A particular problem for the design of distributed systems is the coordination of the components in such a system. Often it is useful in terms of extensibility and modularity to separate the interaction (usually called the protocol) from the components.
If you use this technique not just for the specification of an interaction but also for the implementation you will do - what I call - interaction-oriented programming. To understand the difference more clearly, regard the illustration on the left side. In typical implementations an interaction is just a concept in the mind of the programmer which is expressed as communicative actions
which are distributed among the components. This means, if you want to understand what is going on on the system level (and not on the component level) you will need to inspect the code of each component involved. In interaction-oriented programming (cf. the illustration on the right side) the interaction is a separate component containing the communicative actions. The participating components are connected to the interaction via roles. Thus there is no direct communication between the components. This concept makes it also easy to change the interaction or to add new components.

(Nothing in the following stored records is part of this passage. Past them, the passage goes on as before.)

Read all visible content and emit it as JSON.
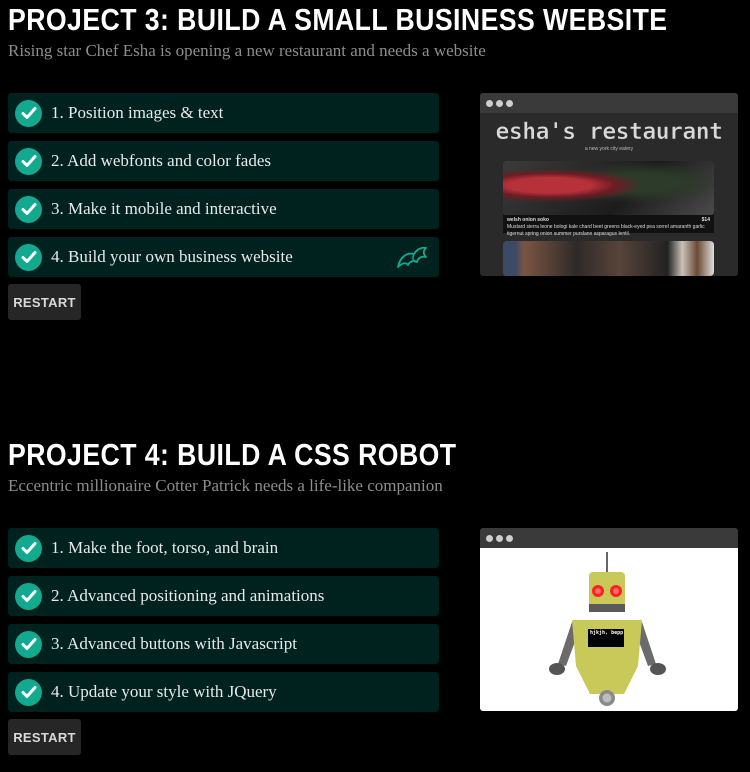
{
  "projects": [
    {
      "title": "PROJECT 3: BUILD A SMALL BUSINESS WEBSITE",
      "subtitle": "Rising star Chef Esha is opening a new restaurant and needs a website",
      "steps": [
        {
          "label": "1. Position images & text"
        },
        {
          "label": "2. Add webfonts and color fades"
        },
        {
          "label": "3. Make it mobile and interactive"
        },
        {
          "label": "4. Build your own business website"
        }
      ],
      "restart_label": "RESTART",
      "preview": {
        "restaurant_name": "esha's restaurant",
        "tagline": "a new york city eatery",
        "dish_name": "welsh onion soko",
        "dish_price": "$14",
        "dish_description": "Mustard sierra leone bologi kale chard beet greens black-eyed pea sorrel amaranth garlic tigernut spring onion summer purslane asparagus lentil."
      }
    },
    {
      "title": "PROJECT 4: BUILD A CSS ROBOT",
      "subtitle": "Eccentric millionaire Cotter Patrick needs a life-like companion",
      "steps": [
        {
          "label": "1. Make the foot, torso, and brain"
        },
        {
          "label": "2. Advanced positioning and animations"
        },
        {
          "label": "3. Advanced buttons with Javascript"
        },
        {
          "label": "4. Update your style with JQuery"
        }
      ],
      "restart_label": "RESTART",
      "preview": {
        "robot_screen_text": "hjkjh, bepp"
      }
    }
  ],
  "colors": {
    "background": "#000000",
    "step_bg": "#00221f",
    "check_green": "#12a98f",
    "subtitle_gray": "#8d8d8d",
    "robot_yellow": "#c9c95a",
    "robot_arm_gray": "#6b6b6b",
    "robot_eye_red": "#ff2020"
  },
  "icons": {
    "step_complete": "check-circle-icon",
    "project_badge": "dragon-icon",
    "browser_controls": "window-dots-icon"
  }
}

LoI ("Language of Interaction") is an experimental application language, which was designed to support IOP. LoI was developed with two goals in mind: On the one hand the language had to be powerful enough to implement protocols in reactive systems and on the other hand the interactions should serve as sources for interface generation (in the spirit of interface definition languages) faciliting the development of agents which perform a role in the protocol. For the achievement of the first goal, it was necessary to offer the means of modern programming languages. The other goal meant, that the flexibilty of the language was limited by the ability to derive interfaces from the communicative actions.
LoI is complete in the sense that you can also develop agents in LoI. But, this is not really encouraged for complex agents, as the module system is more suited for having a large number of small processes than one big process with complex data structures. There is also the silent assumption that those agents will be prgrammed in Java, as the forthcoming compiler will generate Java code. But other code generators might also support other languages.